Fig. 1. Single-cell RNA sequencing of Drosophila clock neurons and DANs by plate and droplet-based methods.

(A) Schematic workflow of single-cell RNA sequencing data generation. The clock neurons (orange) and DANs (blue) are shown in the schematic depiction on the left panel. Enhanced green fluorescent protein (EGFP)–labeled DANs were sorted into 384-well plates by fluorescence-activated cell sorting (FACS), and single-cell RNA sequencing libraries were prepared by modified CEL-seq2 method. For droplet-based method, TH-GAL4 and Clk856-GAL4 were combined into a stable line to assay DANs and clock neurons simultaneously. Fly brains were dissected and dissociated before droplet encapsulation of individual cells with barcoded beads in 10X Chromium. (B) t-distributed stochastic neighbor embedding (t-SNE) plot showing the 9025 cells grouped into 70 clusters.
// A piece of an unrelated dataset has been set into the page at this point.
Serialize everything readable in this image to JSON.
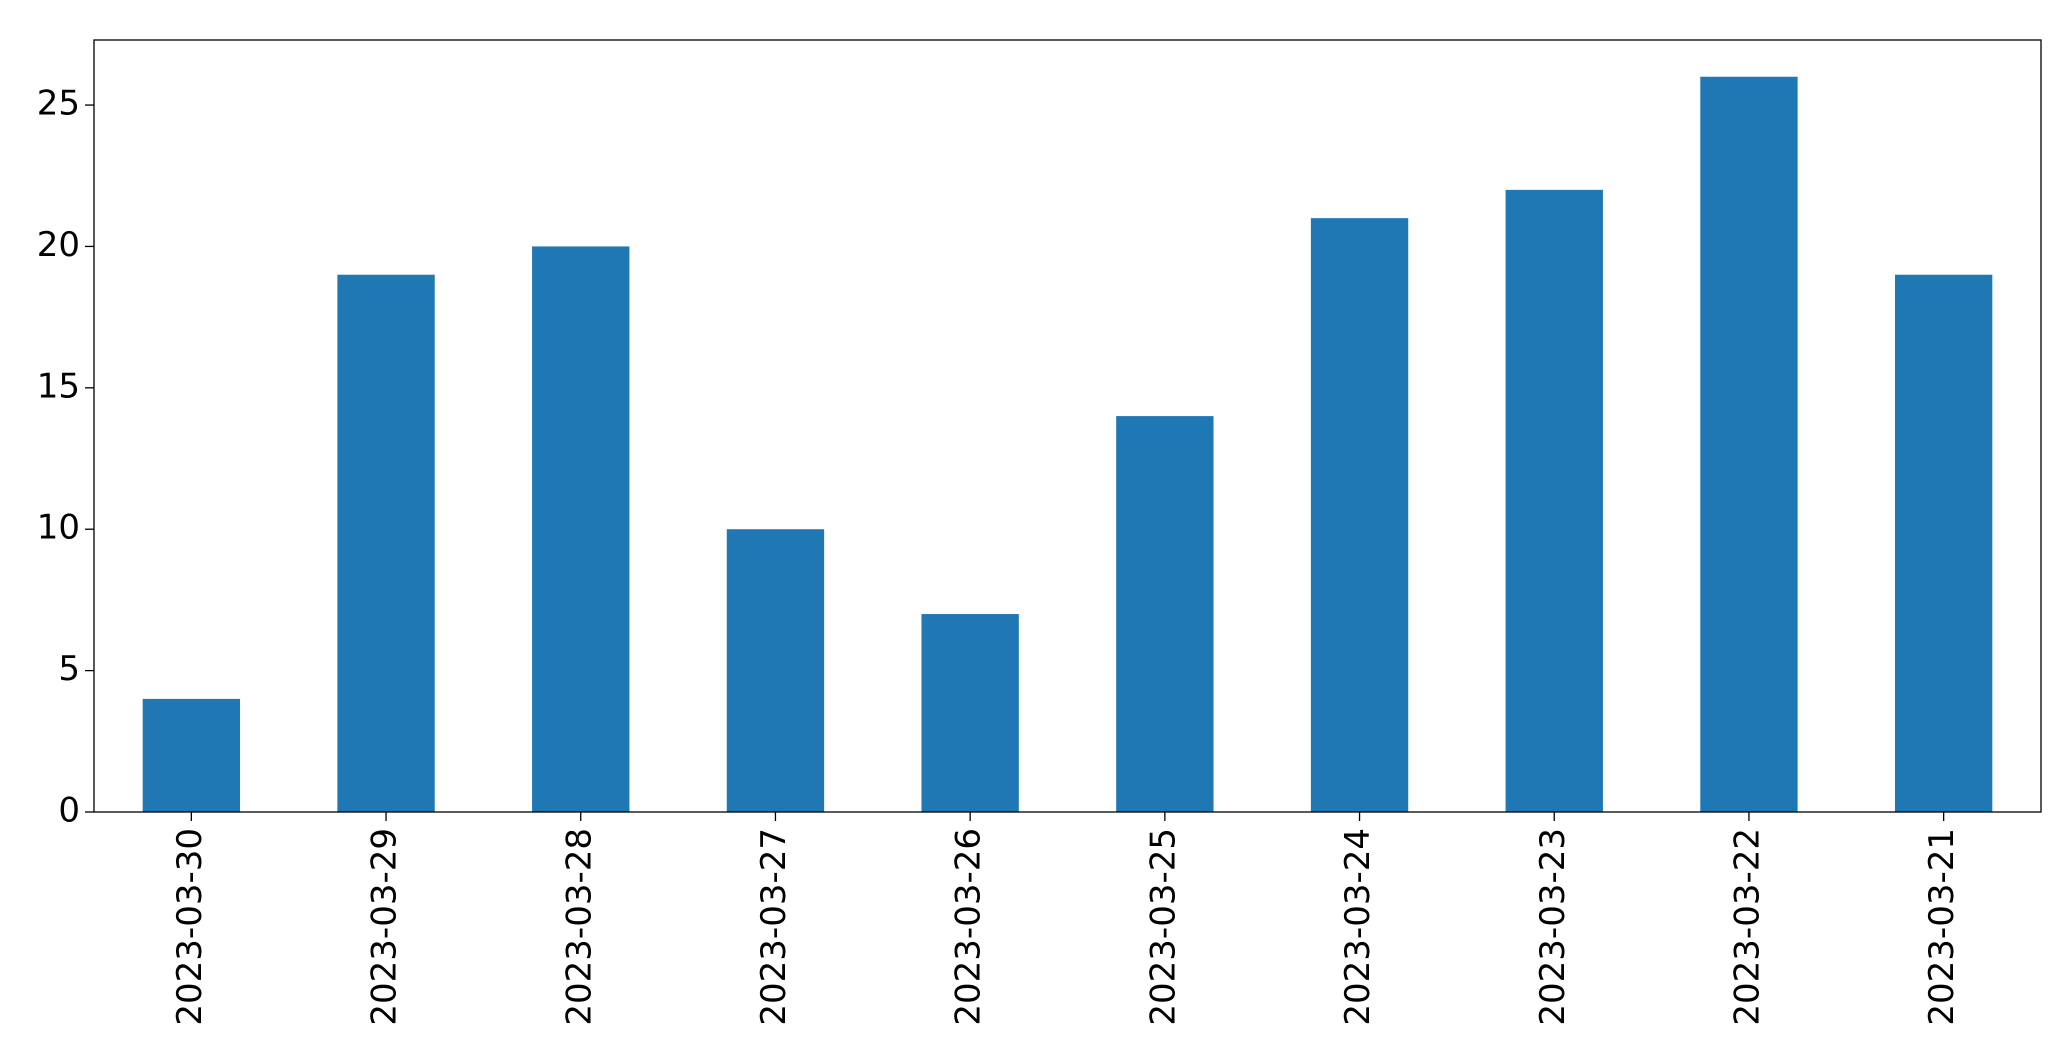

High-confidence clusters (see Materials and Methods) are shown in purple. (C) t-SNE plot of 4543 Drosophila clock and DANs in 43 high-confidence clock and DAN clusters from LD conditions. The clusters are colored by their cell types. (D) Heatmap showing the expression levels of the top 5 differentially expressed genes (rows) in cells (columns). Clusters are ordered by size and are represented by different colors on top of the heatmap. (E) Dot plot showing tim (bottom) and ple (top) expression in all clusters. Gene expression levels for each cell were normalized by total expression level and reported by transcripts per 10 thousand transcripts (TP10K). Clusters are ordered by size.